Welche Erkenntnisse hat die Bundesregierung dahin gehend, dass eine Trassenführung mittels einer Freileitung durch den Thüringer Wald das Waldökosystem schädigen kann, und welche Arten (Flora und Fauna) können aufgrund des Vorhabens durch welche Wirkfaktoren beeinträchtigt werden?
Wird die Trassenführung mittels Erdkabel als Variante in der Planung gleichberechtigt berücksichtigt; wenn ja, wie genau; wenn nein, welche Möglichkeiten sieht die Bundesregierung, dass eine Erdverlegung als gleichberechtigte Variante geprüft wird?
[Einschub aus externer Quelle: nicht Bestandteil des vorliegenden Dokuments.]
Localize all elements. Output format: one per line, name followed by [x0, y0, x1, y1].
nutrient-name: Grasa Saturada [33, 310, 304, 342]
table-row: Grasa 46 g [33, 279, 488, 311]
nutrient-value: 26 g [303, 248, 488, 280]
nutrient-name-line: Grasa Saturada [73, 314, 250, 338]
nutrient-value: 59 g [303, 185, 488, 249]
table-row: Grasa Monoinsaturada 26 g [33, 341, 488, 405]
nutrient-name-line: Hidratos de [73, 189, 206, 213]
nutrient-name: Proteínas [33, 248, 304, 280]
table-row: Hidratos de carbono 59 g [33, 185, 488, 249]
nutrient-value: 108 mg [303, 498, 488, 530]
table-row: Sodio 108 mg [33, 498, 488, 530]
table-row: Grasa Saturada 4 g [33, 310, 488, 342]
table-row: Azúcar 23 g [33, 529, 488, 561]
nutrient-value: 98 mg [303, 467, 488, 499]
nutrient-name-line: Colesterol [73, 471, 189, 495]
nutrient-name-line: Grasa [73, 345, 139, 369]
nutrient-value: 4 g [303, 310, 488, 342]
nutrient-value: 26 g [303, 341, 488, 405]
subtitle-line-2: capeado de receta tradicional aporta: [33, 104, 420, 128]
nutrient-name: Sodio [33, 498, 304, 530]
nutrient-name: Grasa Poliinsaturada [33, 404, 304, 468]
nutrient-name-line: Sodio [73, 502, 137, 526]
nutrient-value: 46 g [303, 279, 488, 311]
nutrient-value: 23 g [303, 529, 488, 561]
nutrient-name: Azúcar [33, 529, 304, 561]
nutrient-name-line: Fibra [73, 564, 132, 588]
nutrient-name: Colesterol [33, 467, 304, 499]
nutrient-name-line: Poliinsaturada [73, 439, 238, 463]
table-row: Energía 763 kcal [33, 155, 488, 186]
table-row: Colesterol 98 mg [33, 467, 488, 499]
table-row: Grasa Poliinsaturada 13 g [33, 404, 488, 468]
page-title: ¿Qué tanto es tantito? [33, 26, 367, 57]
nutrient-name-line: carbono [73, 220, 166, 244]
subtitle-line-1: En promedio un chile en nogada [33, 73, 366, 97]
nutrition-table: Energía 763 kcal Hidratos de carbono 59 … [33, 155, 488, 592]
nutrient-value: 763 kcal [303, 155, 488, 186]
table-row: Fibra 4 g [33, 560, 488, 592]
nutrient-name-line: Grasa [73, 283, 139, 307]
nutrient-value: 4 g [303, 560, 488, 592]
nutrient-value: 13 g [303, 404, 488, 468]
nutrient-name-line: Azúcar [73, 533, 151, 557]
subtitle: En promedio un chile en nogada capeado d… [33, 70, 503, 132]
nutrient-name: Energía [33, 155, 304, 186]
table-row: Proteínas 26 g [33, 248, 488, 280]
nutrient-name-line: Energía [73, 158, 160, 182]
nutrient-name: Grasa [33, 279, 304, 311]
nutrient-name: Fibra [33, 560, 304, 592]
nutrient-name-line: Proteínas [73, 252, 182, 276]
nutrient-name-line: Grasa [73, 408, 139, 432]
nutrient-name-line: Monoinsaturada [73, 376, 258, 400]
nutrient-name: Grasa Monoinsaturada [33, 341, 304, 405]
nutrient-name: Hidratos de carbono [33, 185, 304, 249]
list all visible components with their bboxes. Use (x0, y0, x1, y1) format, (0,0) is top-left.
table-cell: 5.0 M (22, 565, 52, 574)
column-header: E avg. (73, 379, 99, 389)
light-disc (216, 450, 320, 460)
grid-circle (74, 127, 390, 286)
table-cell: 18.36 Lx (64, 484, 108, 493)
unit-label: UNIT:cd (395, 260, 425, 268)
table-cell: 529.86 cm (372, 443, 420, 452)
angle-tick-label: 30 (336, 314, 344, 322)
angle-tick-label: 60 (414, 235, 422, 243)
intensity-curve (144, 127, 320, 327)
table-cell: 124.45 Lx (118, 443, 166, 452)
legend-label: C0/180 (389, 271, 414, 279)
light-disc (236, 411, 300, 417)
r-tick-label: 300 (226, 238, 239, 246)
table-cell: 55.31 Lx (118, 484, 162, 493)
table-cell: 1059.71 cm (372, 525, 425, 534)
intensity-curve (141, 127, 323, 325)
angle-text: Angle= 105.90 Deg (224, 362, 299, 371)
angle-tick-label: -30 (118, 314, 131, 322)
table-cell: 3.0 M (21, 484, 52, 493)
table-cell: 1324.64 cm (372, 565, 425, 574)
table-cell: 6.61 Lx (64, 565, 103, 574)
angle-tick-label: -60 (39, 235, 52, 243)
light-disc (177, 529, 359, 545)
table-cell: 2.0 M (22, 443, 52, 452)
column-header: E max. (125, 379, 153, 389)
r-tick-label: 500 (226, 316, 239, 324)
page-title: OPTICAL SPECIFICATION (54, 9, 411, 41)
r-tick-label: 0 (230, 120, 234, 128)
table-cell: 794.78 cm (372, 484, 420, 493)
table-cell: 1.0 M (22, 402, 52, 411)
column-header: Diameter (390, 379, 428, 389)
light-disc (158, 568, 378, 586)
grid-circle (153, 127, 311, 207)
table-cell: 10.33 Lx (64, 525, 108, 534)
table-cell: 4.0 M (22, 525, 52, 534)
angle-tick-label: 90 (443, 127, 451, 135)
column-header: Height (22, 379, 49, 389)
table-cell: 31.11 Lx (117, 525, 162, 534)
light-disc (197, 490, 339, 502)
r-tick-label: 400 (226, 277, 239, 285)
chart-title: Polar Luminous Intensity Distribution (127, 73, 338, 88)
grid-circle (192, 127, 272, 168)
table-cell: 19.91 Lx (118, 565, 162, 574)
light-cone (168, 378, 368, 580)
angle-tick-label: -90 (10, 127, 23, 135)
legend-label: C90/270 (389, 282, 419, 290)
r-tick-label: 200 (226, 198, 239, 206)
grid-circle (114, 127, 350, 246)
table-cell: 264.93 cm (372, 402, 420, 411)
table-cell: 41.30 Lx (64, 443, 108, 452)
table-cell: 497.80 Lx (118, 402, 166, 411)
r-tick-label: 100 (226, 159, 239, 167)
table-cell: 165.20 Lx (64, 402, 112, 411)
Auf welche Weise sind die Ergebnisse der „dena-Netzstudie“ in das Vorhaben eingeflossen und welche Schlussfolgerungen ergeben sich daraus aus Sicht der Bundesregierung für die konkrete Trassenplanung?
Welche Form des Genehmigungsverfahrens ist für das Vorhaben vorgesehen, und in welcher Weise wird die von der Bundesregierung geplante Planungsbeschleunigungsgesetzgebung das Vorhaben beeinflussen?
Wann soll die Trasse nach Kenntnis der Bundesregierung in Betrieb gehen, und welche Beschleunigungseffekte für die Realisierung sieht die Bundesregierung durch die gänzliche oder teilweise Verlegung der Trasse mittels Erdkabel?